Time is of the essence
When damage to your property occurs, it is imperative that you take action quickly. Waiting not only slows down the claims process, but can instill doubt in your adjuster as to what actually happened. In many cases, a home owner has a responsibility to mitigate damage quickly in order to prevent secondary damage (refer to your specific policy language for clarification). The rule of thumb is to act quickly and always contact the proper authorities first as in the case of theft.
Documentation before representation
Documenting both your property and your loss is paramount to a smooth claims process with your provider. Taking inventory of personal belongings, including photos or video, is your best proof that you own what you say you own. Likewise, diligently documenting any home maintenance you have performed and any actions you have taken since your loss will give your adjuster a clear picture of what happened to your property.
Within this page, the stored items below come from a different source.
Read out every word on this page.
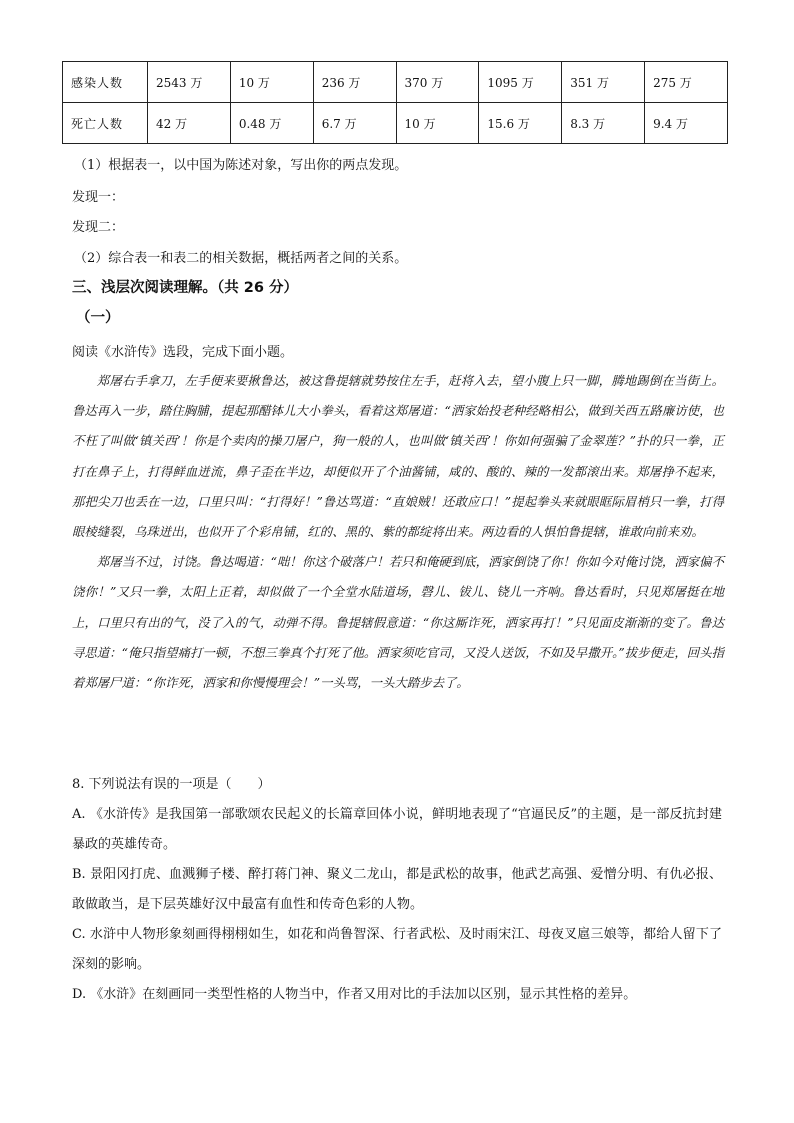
感染人数	2543 万	10 万	236 万	370 万	1095 万	351 万	275 万
死亡人数	42 万	0.48 万	6.7 万	10 万	15.6 万	8.3 万	9.4 万
（1）根据表一，以中国为陈述对象，写出你的两点发现。
发现一：
发现二：
（2）综合表一和表二的相关数据，概括两者之间的关系。
三、浅层次阅读理解。（共 26 分）
（一）
阅读《水浒传》选段，完成下面小题。

郑屠右手拿刀，左手便来要揪鲁达，被这鲁提辖就势按住左手，赶将入去，望小腹上只一脚，腾地踢倒在当街上。鲁达再入一步，踏住胸脯，提起那醋钵儿大小拳头，看着这郑屠道：“洒家始投老种经略相公，做到关西五路廉访使，也不枉了叫做‘镇关西’！你是个卖肉的操刀屠户，狗一般的人，也叫做‘镇关西’！你如何强骗了金翠莲？”扑的只一拳，正打在鼻子上，打得鲜血迸流，鼻子歪在半边，却便似开了个油酱铺，咸的、酸的、辣的一发都滚出来。郑屠挣不起来，那把尖刀也丢在一边，口里只叫：“打得好！”鲁达骂道：“直娘贼！还敢应口！”提起拳头来就眼眶际眉梢只一拳，打得眼棱缝裂，乌珠迸出，也似开了个彩帛铺，红的、黑的、紫的都绽将出来。两边看的人惧怕鲁提辖，谁敢向前来劝。

郑屠当不过，讨饶。鲁达喝道：“咄！你这个破落户！若只和俺硬到底，洒家倒饶了你！你如今对俺讨饶，洒家偏不饶你！”又只一拳，太阳上正着，却似做了一个全堂水陆道场，磬儿、钹儿、铙儿一齐响。鲁达看时，只见郑屠挺在地上，口里只有出的气，没了入的气，动弹不得。鲁提辖假意道：“你这厮诈死，洒家再打！”只见面皮渐渐的变了。鲁达寻思道：“俺只指望痛打一顿，不想三拳真个打死了他。洒家须吃官司，又没人送饭，不如及早撒开。”拔步便走，回头指着郑屠尸道：“你诈死，洒家和你慢慢理会！”一头骂，一头大踏步去了。

8. 下列说法有误的一项是（　　）

A. 《水浒传》是我国第一部歌颂农民起义的长篇章回体小说，鲜明地表现了“官逼民反”的主题，是一部反抗封建暴政的英雄传奇。

B. 景阳冈打虎、血溅狮子楼、醉打蒋门神、聚义二龙山，都是武松的故事，他武艺高强、爱憎分明、有仇必报、敢做敢当，是下层英雄好汉中最富有血性和传奇色彩的人物。

C. 水浒中人物形象刻画得栩栩如生，如花和尚鲁智深、行者武松、及时雨宋江、母夜叉扈三娘等，都给人留下了深刻的影响。

D. 《水浒》在刻画同一类型性格的人物当中，作者又用对比的手法加以区别，显示其性格的差异。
Prevention is your best defense
Finally, the easiest insurance claim to deal with is the one that never happens. Regular maintenance on your home is far less expensive than replacing lost items after an event. Regular tree service, sewer scopes, furnace and water pump maintenance, gutter cleaning and so forth can not only reduce your chances for a loss, they could eliminate the possibility altogether. As noted above, documenting preventative maintenance is helpful to your adjuster so keep your receipt of any maintenance performed at your home.